思春期遅発症とは13歳までになんらかの2次性徴が出現しないものとされています。そのうちでも最も代表的な1症状として遅発月経が位置づけられています。

日本産婦人科学会では思春期遅発症の定義として、「適切な年齢をすぎても乳房発育、陰毛発生および初経発来のすべてを見ないものをいう。その年齢は現状では乳房発育11歳、陰毛発生13歳、初経発来14歳である」としています。また最初の第2次性徴(多くの場合は乳房発育)の開始から5年以内に初経発来がなければ思春期の発育が遅延していると考えられ、「15歳以上で初経の発来したものを遅発月経」「18歳までに初経を見ない場合には原発性無月経」と定義しています。さらに近年の統計を集計した結果、わが国では多くの女性が満10歳から満14歳までに初経を経験し、満14歳までに95%以上の女性が経験しています。

初経年齢に影響を及ぼす因子として1:遺伝的因子 2:社会的、経済的ストレス 3:極度の肥満・低栄養による痩せ 4:過度な運動・労働などが挙げられます。

さらに内分泌学的には、(1)高ゴナドトロピン性卵巣機能低下症 (2)低ゴナドトロピン性卵巣機能低下症 (3)性管分化異常に大別されます。

(1)高ゴナドトロピン性卵巣機能低下症は思春期遅発症の病因の43%をしめ、その中に染色体異常を伴うターナー症候群、ステロイドホルモン産生酵素欠損症などが含まれます。

(2)低ゴナドトロピン性卵巣機能低下症は30%近くをしめ、中枢に病変があり卵巣機能低下を2次的にきたしたものです。このうち、中枢機能の成熟がなんらかの原因で遅れているものの、その後自然に思春期発育、初経発来をみる生理的思春期遅発症が約半数を占めています。そのほか体重減少性無月経や下垂体機能低下症、甲状腺疾患などが含まれます。

(3)性管分化異常は処女膜閉鎖、膣閉鎖、子宮形成不全などが含まれます。

思春期遅発症では身体的所見に特徴をもつ場合が多く、身長、体重、乳房、腋毛や陰毛の状態を調べ、また肥満や痩せの有無とその程度を調べる必要があります。特に大切なのは性器の注意深い診察で、陰核の発育の程度、陰核肥大の有無、膣、子宮の形態異常について調べることです。そして内分泌機能評価、染色体分析などの検査を行なっていきます。

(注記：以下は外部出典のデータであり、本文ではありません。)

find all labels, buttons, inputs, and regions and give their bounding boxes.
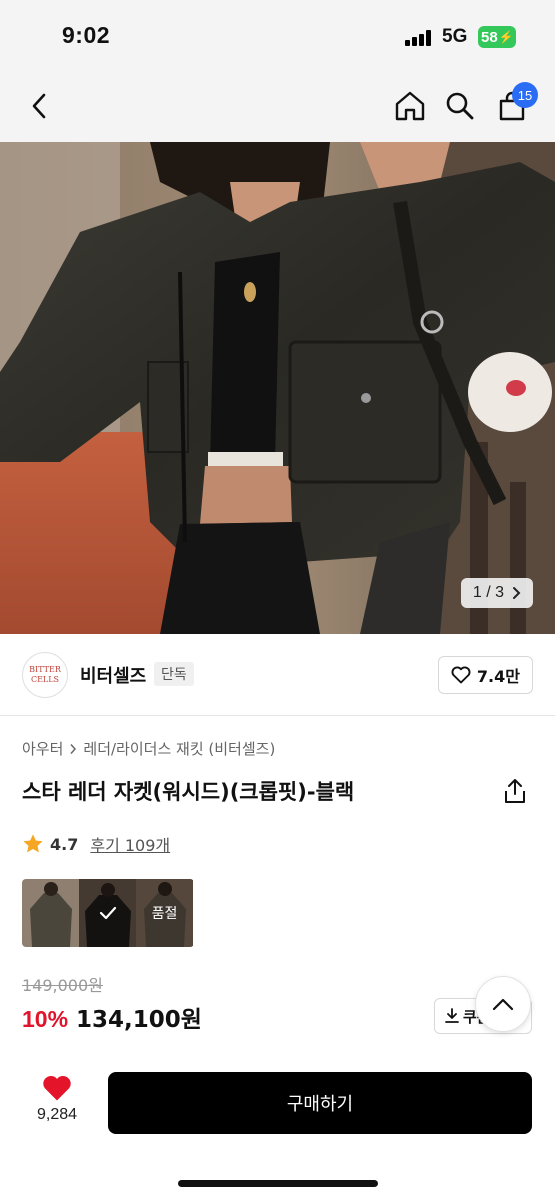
wishlist-button[interactable]: 9,284 xyxy=(22,1074,92,1124)
cart-button[interactable]: 15 xyxy=(490,82,538,128)
network-label: 5G xyxy=(442,26,468,47)
battery-level: 58 xyxy=(481,28,498,46)
brand-like-button[interactable]: 7.4만 xyxy=(437,656,533,694)
star-icon xyxy=(23,834,43,853)
battery-icon: 58 ⚡ xyxy=(478,26,516,48)
breadcrumb-level1[interactable]: 아우터 xyxy=(22,738,63,759)
brand-like-count: 7.4만 xyxy=(476,667,520,686)
color-option-2-soldout[interactable] xyxy=(79,879,136,947)
search-button[interactable] xyxy=(438,84,482,128)
product-photo xyxy=(0,142,555,634)
image-counter-text: 1 / 3 xyxy=(472,584,504,601)
soldout-label: 품절 xyxy=(151,906,178,922)
heart-outline-icon xyxy=(451,666,471,684)
status-time: 9:02 xyxy=(62,22,111,48)
chevron-up-icon xyxy=(492,998,514,1011)
price-row: 10% 134,100원 xyxy=(22,1000,202,1034)
back-button[interactable] xyxy=(18,84,62,128)
color-options: 품절 xyxy=(22,879,194,947)
cart-badge: 15 xyxy=(512,82,538,108)
chevron-left-icon xyxy=(32,93,46,119)
image-counter[interactable]: 1 / 3 xyxy=(460,578,533,608)
share-icon xyxy=(505,779,525,803)
home-icon xyxy=(395,91,425,121)
breadcrumb: 아우터 레더/라이더스 재킷 (비터셀즈) xyxy=(22,738,275,759)
home-indicator xyxy=(178,1180,378,1187)
buy-button[interactable]: 구매하기 xyxy=(108,1072,532,1134)
product-image[interactable]: 1 / 3 xyxy=(0,142,555,634)
color-option-3-soldout[interactable]: 품절 xyxy=(136,879,193,947)
original-price: 149,000원 xyxy=(22,976,103,995)
chevron-right-icon xyxy=(513,587,521,599)
home-button[interactable] xyxy=(388,84,432,128)
chevron-right-icon xyxy=(70,743,77,754)
download-icon xyxy=(445,1008,459,1023)
scroll-top-button[interactable] xyxy=(475,976,531,1032)
color-option-photo xyxy=(22,879,79,947)
heart-filled-icon xyxy=(43,1075,71,1101)
color-option-1[interactable] xyxy=(22,879,79,947)
status-bar: 9:02 5G 58 ⚡ xyxy=(0,0,555,72)
sale-price: 134,100원 xyxy=(76,1007,202,1033)
product-title: 스타 레더 자켓(워시드)(크롭핏)-블랙 xyxy=(22,780,355,804)
signal-icon xyxy=(405,30,435,46)
rating-score: 4.7 xyxy=(50,834,79,854)
rating: 4.7 후기 109개 xyxy=(22,832,170,856)
brand-logo-line1: BITTER xyxy=(29,665,61,674)
wishlist-count: 9,284 xyxy=(36,1106,78,1123)
search-icon xyxy=(446,92,474,120)
bottom-bar: 9,284 구매하기 xyxy=(0,1052,555,1200)
selected-check-icon xyxy=(79,879,136,947)
brand-logo[interactable]: BITTER CELLS xyxy=(22,652,68,698)
discount-rate: 10% xyxy=(22,1006,69,1032)
share-button[interactable] xyxy=(503,778,531,806)
brand-name[interactable]: 비터셀즈 xyxy=(80,662,146,688)
breadcrumb-level2[interactable]: 레더/라이더스 재킷 (비터셀즈) xyxy=(83,738,275,759)
nav-bar: 15 xyxy=(0,72,555,142)
brand-row: BITTER CELLS 비터셀즈 단독 7.4만 xyxy=(0,634,555,716)
exclusive-badge: 단독 xyxy=(154,662,194,686)
review-link[interactable]: 후기 109개 xyxy=(90,832,170,856)
brand-logo-line2: CELLS xyxy=(30,675,60,684)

治療は性ステロイドホルモン補充療法・クロミフェン療法で二次性徴開始の促進を図っていくことです。また思春期遅発症では精神的異常を伴い、骨格に不均衡、さらには骨塩量の減少により骨折を起こす危険が高くなるため、成長ホルモン、蛋白同化ホルモン投与などの治療を行なうこともあります。

臨床的には13歳を過ぎても二次性徴が出現しないものや、15歳になっても初経発来のない場合は思春期遅発症もしくは遅発月経として検査、治療を行なう必要がありまので、産婦人科などの専門医を受診することをお勧めします。